Löhne nach oben begrenzen?

Ebenfalls von bürgerlicher Seite, von der sonst nur Lob für den freien Markt zu hören ist, kommen überraschende Vorschläge zur Begrenzung der Manager-Löhne nach oben: maximales Jahresgehalt von 7,5 Mio. Franken.

Eine Lohnschere von 100:1 im Verhältnis zum Schweizer Durchschnitts-Jahresgehalt von rund 75’000 Franken würde mehr als genügen, um auch die besten Top-Manager zu bezahlen, ist von dieser Seite zu hören.

«Diese Stellungnahmen freuen uns», sagt Martin Flügel, der für die Lohn-Studie der Gewerkschaft Travail.Suisse verantwortlich ist.

«Das Problem ist real. Die Top-Manager leben in einer anderen Welt und wissen nichts über die Schwierigkeiten des Durchschnittsbürgers. Oft sind es gerade die Grossverdiener, die zuvorderst den Sozialstaat und dessen Schutz für die Schwachen aushebeln wollen. Eine wirklich problematische Entwicklung», so Flügel.

Der internationale Rahmen

Die UBS, die 2005 einen Reingewinn von 9,84 Mrd. Franken erzielte, begründete ihre Lohnpolitik mit der internationalen Marktlage für Manager.

Laut UBS variieren die Honorare der Verwaltungsrats-Präsidenten von neun der wichtigsten Konkurrenten der Schweizer Grossbank zwischen 14 und 49 Mio. Franken im Jahr. In diesem Exklusivclub relativierte sich das Gehalt Ospels, heisst es bei der UBS. Während die Gewinne der UBS zu den höchsten zählten, gehöre Ospels Lohn zu den massvollsten.

«Grundsätzlich ist die Bestimmung des Gehaltes von Ospel eine Angelegenheit, die nur die UBS-Aktionäre etwas angeht», betont Kappeler. «Sein Salär schadet weder dem Staat noch den Bankkunden oder den Angestellten.
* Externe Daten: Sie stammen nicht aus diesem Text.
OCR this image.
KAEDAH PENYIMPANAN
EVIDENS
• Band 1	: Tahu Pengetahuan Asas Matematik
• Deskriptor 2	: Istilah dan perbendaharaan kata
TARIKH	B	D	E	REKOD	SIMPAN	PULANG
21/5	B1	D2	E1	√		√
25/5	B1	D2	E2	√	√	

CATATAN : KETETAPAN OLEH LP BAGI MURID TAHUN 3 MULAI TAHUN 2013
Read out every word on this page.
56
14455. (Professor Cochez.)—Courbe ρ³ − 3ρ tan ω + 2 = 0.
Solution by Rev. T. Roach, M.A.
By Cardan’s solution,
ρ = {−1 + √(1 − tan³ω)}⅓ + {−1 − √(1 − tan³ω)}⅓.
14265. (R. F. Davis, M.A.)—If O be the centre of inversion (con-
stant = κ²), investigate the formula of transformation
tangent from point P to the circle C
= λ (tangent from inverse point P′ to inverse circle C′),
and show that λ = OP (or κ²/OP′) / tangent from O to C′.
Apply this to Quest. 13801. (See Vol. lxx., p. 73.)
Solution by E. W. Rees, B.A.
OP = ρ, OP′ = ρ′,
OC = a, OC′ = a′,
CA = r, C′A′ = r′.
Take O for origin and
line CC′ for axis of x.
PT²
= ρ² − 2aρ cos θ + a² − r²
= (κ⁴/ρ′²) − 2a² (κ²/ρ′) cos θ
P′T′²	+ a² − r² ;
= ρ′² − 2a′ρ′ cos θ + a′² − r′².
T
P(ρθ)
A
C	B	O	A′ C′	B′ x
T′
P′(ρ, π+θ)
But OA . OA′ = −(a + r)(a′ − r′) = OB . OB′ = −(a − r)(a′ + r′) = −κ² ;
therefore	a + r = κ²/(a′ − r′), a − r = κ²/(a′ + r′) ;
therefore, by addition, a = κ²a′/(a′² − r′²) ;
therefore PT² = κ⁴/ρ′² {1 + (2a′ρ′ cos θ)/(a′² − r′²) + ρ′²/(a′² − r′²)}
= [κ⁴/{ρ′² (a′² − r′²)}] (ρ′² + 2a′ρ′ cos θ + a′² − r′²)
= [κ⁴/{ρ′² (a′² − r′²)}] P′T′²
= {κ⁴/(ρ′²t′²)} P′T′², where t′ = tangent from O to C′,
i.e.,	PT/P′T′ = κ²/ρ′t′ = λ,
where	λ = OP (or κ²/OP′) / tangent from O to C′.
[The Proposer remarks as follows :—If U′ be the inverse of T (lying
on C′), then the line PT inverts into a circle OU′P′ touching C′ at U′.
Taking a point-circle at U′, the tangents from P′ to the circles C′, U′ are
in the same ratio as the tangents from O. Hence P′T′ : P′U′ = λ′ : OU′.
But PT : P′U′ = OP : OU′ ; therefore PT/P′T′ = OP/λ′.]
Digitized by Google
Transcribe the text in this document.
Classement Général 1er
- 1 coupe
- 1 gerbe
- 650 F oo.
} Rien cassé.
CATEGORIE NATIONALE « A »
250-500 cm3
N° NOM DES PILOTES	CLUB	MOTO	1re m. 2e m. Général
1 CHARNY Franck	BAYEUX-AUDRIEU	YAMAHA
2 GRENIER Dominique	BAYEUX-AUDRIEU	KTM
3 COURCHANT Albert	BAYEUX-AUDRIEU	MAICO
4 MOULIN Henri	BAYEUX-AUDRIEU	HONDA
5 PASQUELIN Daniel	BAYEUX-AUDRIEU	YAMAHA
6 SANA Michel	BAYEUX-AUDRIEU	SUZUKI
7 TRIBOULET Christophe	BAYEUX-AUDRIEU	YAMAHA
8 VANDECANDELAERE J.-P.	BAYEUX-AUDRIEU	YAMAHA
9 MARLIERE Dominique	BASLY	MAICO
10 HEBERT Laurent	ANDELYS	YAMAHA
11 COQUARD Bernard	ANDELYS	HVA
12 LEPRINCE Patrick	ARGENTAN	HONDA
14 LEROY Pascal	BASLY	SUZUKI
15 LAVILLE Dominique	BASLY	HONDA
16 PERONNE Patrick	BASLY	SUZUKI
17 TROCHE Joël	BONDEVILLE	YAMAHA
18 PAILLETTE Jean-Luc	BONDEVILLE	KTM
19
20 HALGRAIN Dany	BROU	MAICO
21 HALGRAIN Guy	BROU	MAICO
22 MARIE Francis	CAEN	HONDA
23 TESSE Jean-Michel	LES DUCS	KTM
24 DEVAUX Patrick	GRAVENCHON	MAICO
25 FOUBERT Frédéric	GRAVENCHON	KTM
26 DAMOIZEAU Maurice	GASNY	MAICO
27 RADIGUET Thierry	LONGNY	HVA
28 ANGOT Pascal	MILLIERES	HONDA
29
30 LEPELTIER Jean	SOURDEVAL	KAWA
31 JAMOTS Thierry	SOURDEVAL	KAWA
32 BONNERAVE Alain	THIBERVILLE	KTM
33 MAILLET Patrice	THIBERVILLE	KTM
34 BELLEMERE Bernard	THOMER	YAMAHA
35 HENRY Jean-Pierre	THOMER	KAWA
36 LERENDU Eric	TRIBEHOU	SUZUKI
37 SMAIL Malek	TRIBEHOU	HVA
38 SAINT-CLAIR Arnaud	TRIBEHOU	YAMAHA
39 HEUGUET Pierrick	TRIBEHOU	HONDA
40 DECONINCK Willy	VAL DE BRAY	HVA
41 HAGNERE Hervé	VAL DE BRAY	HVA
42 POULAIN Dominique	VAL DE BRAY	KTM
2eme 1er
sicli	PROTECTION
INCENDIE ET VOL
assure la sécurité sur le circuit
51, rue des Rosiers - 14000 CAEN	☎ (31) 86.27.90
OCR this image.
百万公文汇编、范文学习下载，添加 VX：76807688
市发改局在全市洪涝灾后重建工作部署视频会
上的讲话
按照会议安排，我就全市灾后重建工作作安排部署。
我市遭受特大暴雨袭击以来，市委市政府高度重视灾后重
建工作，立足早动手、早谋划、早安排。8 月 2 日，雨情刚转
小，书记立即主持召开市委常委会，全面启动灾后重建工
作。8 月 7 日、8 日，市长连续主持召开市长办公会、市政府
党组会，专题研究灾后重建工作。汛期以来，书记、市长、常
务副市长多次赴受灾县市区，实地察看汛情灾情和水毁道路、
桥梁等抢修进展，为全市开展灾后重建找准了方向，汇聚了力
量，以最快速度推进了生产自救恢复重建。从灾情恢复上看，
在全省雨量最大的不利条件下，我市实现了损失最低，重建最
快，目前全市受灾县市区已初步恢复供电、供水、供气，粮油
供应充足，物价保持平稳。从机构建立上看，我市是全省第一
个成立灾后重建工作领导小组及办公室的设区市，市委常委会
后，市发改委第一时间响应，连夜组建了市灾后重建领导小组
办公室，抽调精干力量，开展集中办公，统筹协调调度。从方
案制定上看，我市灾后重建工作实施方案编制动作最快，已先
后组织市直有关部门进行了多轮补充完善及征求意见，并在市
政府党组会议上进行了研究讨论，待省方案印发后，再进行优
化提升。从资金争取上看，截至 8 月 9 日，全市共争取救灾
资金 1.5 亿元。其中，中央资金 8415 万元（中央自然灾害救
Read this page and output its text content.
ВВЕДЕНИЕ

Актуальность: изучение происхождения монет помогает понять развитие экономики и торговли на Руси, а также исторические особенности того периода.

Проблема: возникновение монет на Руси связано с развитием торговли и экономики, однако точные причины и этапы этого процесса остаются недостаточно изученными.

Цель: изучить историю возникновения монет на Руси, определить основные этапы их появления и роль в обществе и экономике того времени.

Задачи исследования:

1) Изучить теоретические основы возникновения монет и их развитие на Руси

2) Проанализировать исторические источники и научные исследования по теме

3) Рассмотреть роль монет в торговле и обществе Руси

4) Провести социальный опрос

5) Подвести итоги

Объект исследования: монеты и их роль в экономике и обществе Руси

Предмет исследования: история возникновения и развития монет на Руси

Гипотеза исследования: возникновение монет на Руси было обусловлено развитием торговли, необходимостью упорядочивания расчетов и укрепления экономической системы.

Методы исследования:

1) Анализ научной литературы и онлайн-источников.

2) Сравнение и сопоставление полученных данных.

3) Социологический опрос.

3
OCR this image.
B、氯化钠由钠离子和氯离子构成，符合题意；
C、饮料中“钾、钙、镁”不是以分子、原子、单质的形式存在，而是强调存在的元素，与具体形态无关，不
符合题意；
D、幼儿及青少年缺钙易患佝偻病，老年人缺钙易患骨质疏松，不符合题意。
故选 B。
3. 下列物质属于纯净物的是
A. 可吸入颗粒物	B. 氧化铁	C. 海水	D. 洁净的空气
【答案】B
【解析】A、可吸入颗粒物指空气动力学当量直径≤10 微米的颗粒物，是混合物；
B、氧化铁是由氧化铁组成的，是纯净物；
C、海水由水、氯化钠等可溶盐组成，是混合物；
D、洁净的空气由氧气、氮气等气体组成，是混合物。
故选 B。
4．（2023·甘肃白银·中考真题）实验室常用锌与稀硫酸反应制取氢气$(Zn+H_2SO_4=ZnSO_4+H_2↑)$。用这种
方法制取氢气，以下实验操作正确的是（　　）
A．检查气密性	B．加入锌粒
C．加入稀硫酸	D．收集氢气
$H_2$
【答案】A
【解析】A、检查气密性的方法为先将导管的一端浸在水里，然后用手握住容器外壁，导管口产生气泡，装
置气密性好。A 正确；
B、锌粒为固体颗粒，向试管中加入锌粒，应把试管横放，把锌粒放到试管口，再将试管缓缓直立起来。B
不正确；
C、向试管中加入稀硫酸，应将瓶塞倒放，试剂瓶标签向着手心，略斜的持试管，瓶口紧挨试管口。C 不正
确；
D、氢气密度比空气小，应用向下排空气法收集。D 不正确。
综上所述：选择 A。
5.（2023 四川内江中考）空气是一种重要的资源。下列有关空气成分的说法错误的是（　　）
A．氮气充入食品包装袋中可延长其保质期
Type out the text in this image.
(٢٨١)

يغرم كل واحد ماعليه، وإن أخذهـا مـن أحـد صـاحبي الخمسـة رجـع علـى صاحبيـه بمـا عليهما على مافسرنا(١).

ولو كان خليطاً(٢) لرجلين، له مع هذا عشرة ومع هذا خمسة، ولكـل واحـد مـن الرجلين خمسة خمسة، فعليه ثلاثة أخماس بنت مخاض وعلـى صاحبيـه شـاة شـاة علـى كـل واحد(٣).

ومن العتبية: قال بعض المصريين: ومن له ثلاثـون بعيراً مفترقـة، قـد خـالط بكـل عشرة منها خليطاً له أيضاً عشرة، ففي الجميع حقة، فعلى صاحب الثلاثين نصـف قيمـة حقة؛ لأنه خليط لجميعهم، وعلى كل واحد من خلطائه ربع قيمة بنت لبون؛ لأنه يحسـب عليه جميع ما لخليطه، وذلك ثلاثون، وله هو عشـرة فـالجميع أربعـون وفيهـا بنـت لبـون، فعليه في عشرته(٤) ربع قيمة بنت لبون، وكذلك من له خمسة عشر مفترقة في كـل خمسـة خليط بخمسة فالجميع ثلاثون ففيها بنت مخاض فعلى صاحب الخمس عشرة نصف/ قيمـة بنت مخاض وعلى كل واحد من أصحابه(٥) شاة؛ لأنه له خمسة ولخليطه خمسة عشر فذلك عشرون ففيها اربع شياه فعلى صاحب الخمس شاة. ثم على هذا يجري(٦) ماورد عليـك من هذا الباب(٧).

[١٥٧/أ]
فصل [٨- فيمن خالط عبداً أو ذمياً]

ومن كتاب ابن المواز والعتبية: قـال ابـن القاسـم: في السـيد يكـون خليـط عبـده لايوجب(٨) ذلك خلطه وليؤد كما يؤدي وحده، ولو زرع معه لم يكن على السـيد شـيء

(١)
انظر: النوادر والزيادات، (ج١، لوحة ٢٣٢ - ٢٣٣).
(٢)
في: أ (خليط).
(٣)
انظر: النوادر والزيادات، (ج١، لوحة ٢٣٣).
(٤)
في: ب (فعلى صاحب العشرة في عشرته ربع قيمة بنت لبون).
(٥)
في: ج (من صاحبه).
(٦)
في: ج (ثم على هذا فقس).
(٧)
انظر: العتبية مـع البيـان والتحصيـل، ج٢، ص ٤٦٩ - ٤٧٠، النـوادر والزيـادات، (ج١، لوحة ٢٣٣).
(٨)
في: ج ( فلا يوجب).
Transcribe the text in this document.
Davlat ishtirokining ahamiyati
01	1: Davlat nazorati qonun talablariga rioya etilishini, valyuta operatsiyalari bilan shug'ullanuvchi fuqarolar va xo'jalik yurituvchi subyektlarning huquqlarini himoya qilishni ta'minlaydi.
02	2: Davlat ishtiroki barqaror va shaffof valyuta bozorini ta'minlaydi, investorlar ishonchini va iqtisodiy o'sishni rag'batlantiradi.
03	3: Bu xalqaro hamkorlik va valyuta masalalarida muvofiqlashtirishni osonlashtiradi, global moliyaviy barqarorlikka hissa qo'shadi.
Die Reaktionen auf die hohen Gehälter sind also künstlich und sicher durch einen gewissen Neid hervorgerufen.»

Diese Fälle sollten gemäss Kappeler ohne jegliche ideologischen «Scheuklappen» betrachtet werden. «Lohngleichheit als solche ist kein Wert – im Gegenteil, es kann völlig falsch sein, wenn Leistungsunterschiede vorhanden sind.»

swissinfo, Marzio Pescia
(Übertragen aus dem Italienischen: Jean-Michel Berthoud)

Eine im Juni 2005 publizierte Studie der Gewerkschaft Travail.Suisse hat Alarm ausgelöst: Die Kluft zwischen den Löhnen der Top-Manager von schweizerischen multinationalen Konzernen und jenen der Angestellten wird immer grösser.

Der offenkundigste Fall ist UBS-Chef Marcel Ospel, der 302 mal mehr verdient als die «normal» verdienenden UBS-Mitarbeiter.

Im Juli 2002 empfahl die Schweizer Börse, (swx) die obligatorische Offenlegung der Manager-Löhne von börsenkotierten Unternehmen.

Letzten Herbst beschloss das Schweizer Parlament, diese Empfehlung ins Obligationenrecht aufzunehmen.

UBS-Chef Marcel Ospel ist der bestbezahlte Top-Manager in der Schweiz: 2005 kassierte er 24 Mio. Franken.
Zweitgrösster Verdiener ist Oswald Grübel von Credit Suisse (22 Mio.), gefolgt von Daniel Vasella von Novartis (21,3 Mio.), Franz Humer von Roche (14,7 Mio.) und Peter Brabeck von Nestlé (13,6 Mio.).
Der Schweizer Durchschnittslohn beträgt rund 75’000 Fr. (brutto) im Jahr.